2. O duro e persistente conflito que
opôs o cristianismo ao judaísmo e ao paganismo explica-se pela clara destrinça
que Jesus Cristo e a sua herança vieram estabelecer entre fé e religião.
A fé cristã não
assenta, de facto, nem num Livro sagrado nem na observância da Lei e na
reverência ao “Deus dos Pais”, dos antepassados. A sua referência existencial é
a experiência do encontro com Jesus real reconhecido como Cristo, Filho de Deus
(Abba) e que partilha connosco o seu
Espírito de amor filial ( Rom. 8, 14-17).
Como lembrei no
Domingo passado, é num credo trinitário que renascem, por uma radical
transformação espiritual, os que acedem ao Baptismo cristão: ”Eu te baptizo em
nome do Pai, do Filho e do Espírito Santo”. Essa invocação é tão decisiva que,
no começo da Eucaristia, é sempre com ela que marcamos o nosso corpo
celebrante. O desejo de quem preside à Eucaristia retoma as palavras de Paulo
(2Cor.13,13): A graça do Senhor Jesus
Cristo, o amor do Pai e a comunhão do Espírito Santo estejam convosco!
Compreende-se que
para o Judaísmo e para o Islão, o Cristianismo continue a ser considerado uma
religião politeísta ou, pelo menos, um monoteísmo impuro. No cristianismo de
rito latino, tirando a atracção que a fé trinitária exerce em algumas correntes
místicas, não vai muito além de uma misteriosa fórmula abstracta, de uma
matemática estranha, sem influência real, concretizada apenas no nome ligado a
algumas pessoas, igrejas ou hospitais. A rede de subtilezas dos teólogos parece
o fruto de uma ociosidade mal empregue. O grande filósofo da modernidade, I.
Kant, confessava a inutilidade religiosa e ética do dogma da Trindade.
3. Resta portanto a questão de fundo:
adianta ou não a fé trinitária das igrejas cristãs implicada na Incarnação do
Verbo?

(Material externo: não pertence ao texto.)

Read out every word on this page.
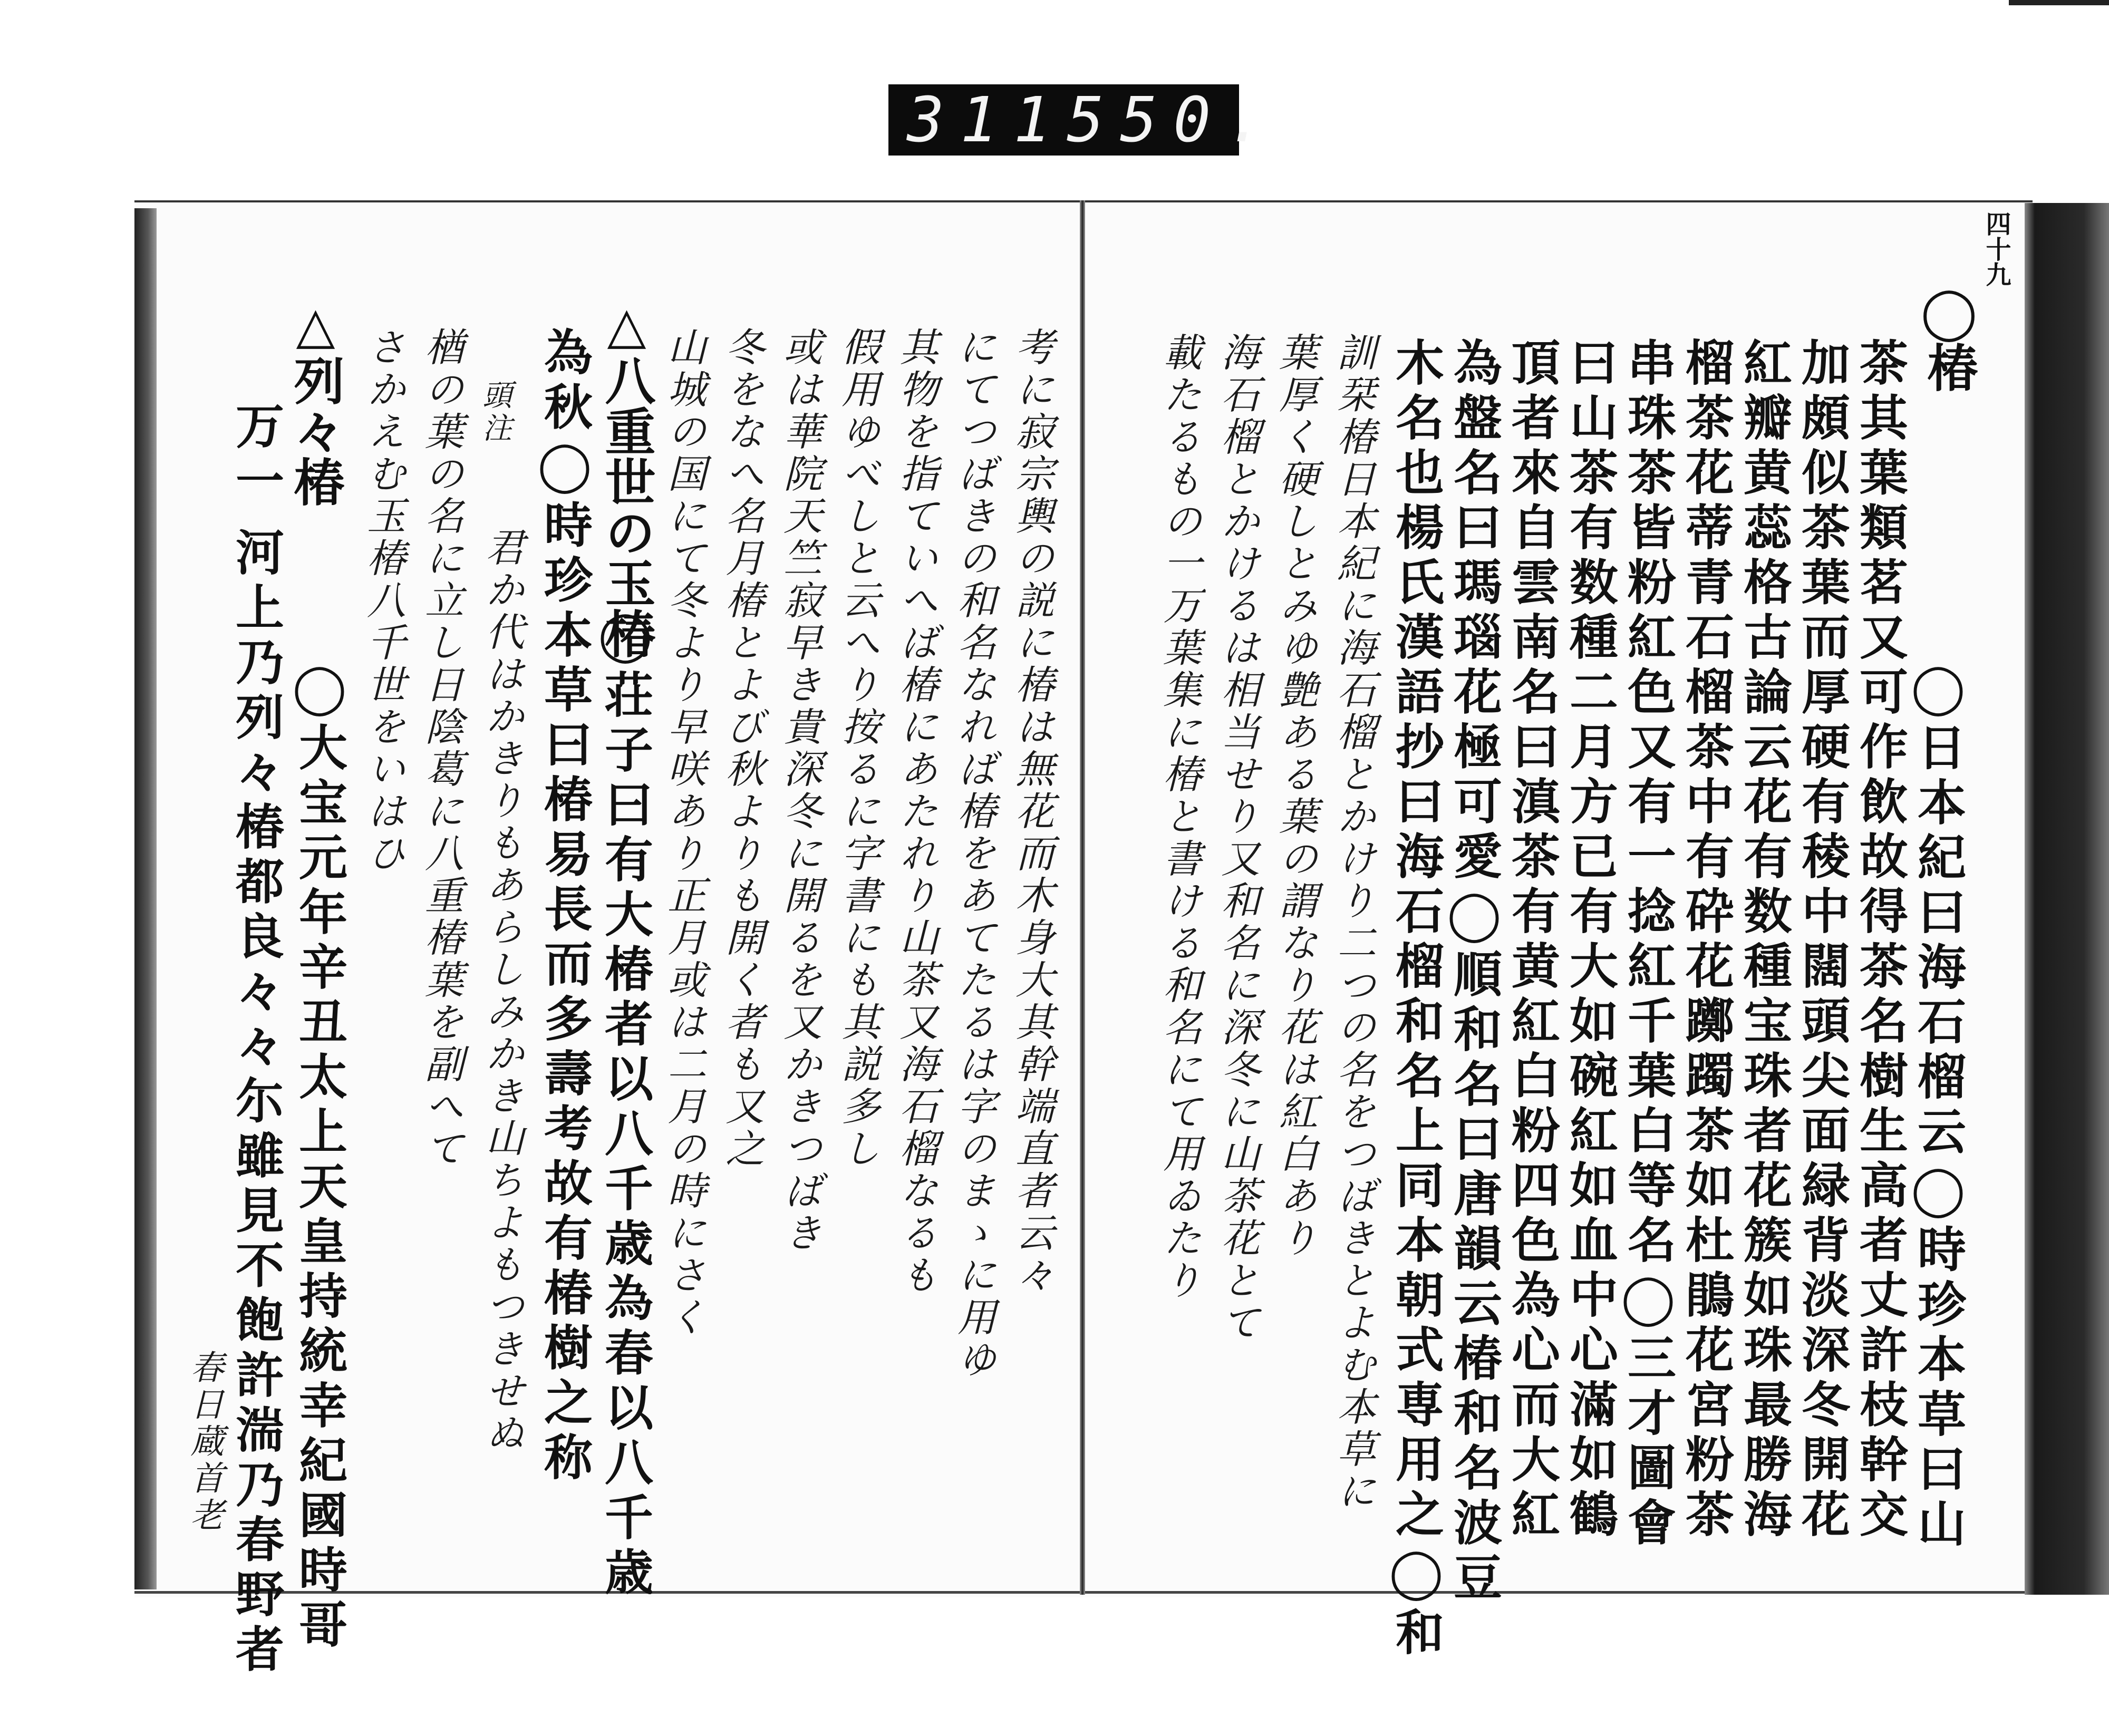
311 550.
四十九
◯椿
◯日本紀曰海石榴云◯時珍本草曰山
茶其葉類茗又可作飲故得茶名樹生高者丈許枝幹交
加頗似茶葉而厚硬有稜中闊頭尖面緑背淡深冬開花
紅瓣黄蕊格古論云花有数種宝珠者花簇如珠最勝海
榴茶花蒂青石榴茶中有砕花躑躅茶如杜鵑花宮粉茶
串珠茶皆粉紅色又有一捻紅千葉白等名◯三才圖會
曰山茶有数種二月方已有大如碗紅如血中心滿如鶴
頂者來自雲南名曰滇茶有黄紅白粉四色為心而大紅
為盤名曰瑪瑙花極可愛◯順和名曰唐韻云椿和名波豆
木名也楊氏漢語抄曰海石榴和名上同本朝式専用之◯和
訓栞椿日本紀に海石榴とかけり二つの名をつばきとよむ本草に
葉厚く硬しとみゆ艶ある葉の謂なり花は紅白あり
海石榴とかけるは相当せり又和名に深冬に山茶花とて
載たるもの一万葉集に椿と書ける和名にて用ゐたり
考に寂宗輿の説に椿は無花而木身大其幹端直者云々
にてつばきの和名なれば椿をあてたるは字のまゝに用ゆ
其物を指ていへば椿にあたれり山茶又海石榴なるも
假用ゆべしと云へり按るに字書にも其説多し
或は華院天竺寂早き貴深冬に開るを又かきつばき
冬をなへ名月椿とよび秋よりも開く者も又之
山城の国にて冬より早咲あり正月或は二月の時にさく
△八重世の玉椿
為秋◯時珍本草曰椿易長而多壽考故有椿樹之称 ◯荘子曰有大椿者以八千歳為春以八千歳
頭注
君か代はかきりもあらしみかき山ちよもつきせぬ
楢の葉の名に立し日陰葛に八重椿葉を副へて
さかえむ玉椿八千世をいはひ
◯大宝元年辛丑太上天皇持統幸紀國時哥
△列々椿
河上乃列々椿都良々々尓雖見不飽許湍乃春野者
万一
春日蔵首老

Sem ela que perdem os cristãos, as igrejas e a sociedade? Será mesmo
assim tão essencial para viver e entender o sentido da vida?
Segundo o filósofo,
teólogo e politólogo dominicano, Paul Blanquart[2], a
simbólica trinitária é um modelo social e uma forma de pensar e repensar o
mundo e a sociedade. É o modelo da perfeita democracia: na indestructível
unidade de Deus, as pessoas são todas iguais, todas activas, todas diferentes,
sem subordinação e em comunhão. É a existência simultânea do uno e do múltiplo.
Se o ser humano, no
mundo, é criado à imagem de Deus, não é indiferente que esse Deus seja pura
solidão ou uma comunhão de pessoas. Na experiência humana, se insistimos apenas
na unidade, esquecendo as diferenças, temos uma unidade vazia. Se, pelo
contrário, insistirmos nas diferenças, pomos em causa a igualdade. A simbólica
trinitária serve para, no plano mental e na realidade social, promover a máxima
unidade na máxima diversidade. Se nesse modelo, não existe a subordinação das
pessoas, também não existe a vontade de poder de umas sobre as outras, existe a
alegria da comunhão nas diferenças.
Não é por acaso que
Paulo, nas suas cartas, é pela unidade da Igreja na multiplicidade de carismas.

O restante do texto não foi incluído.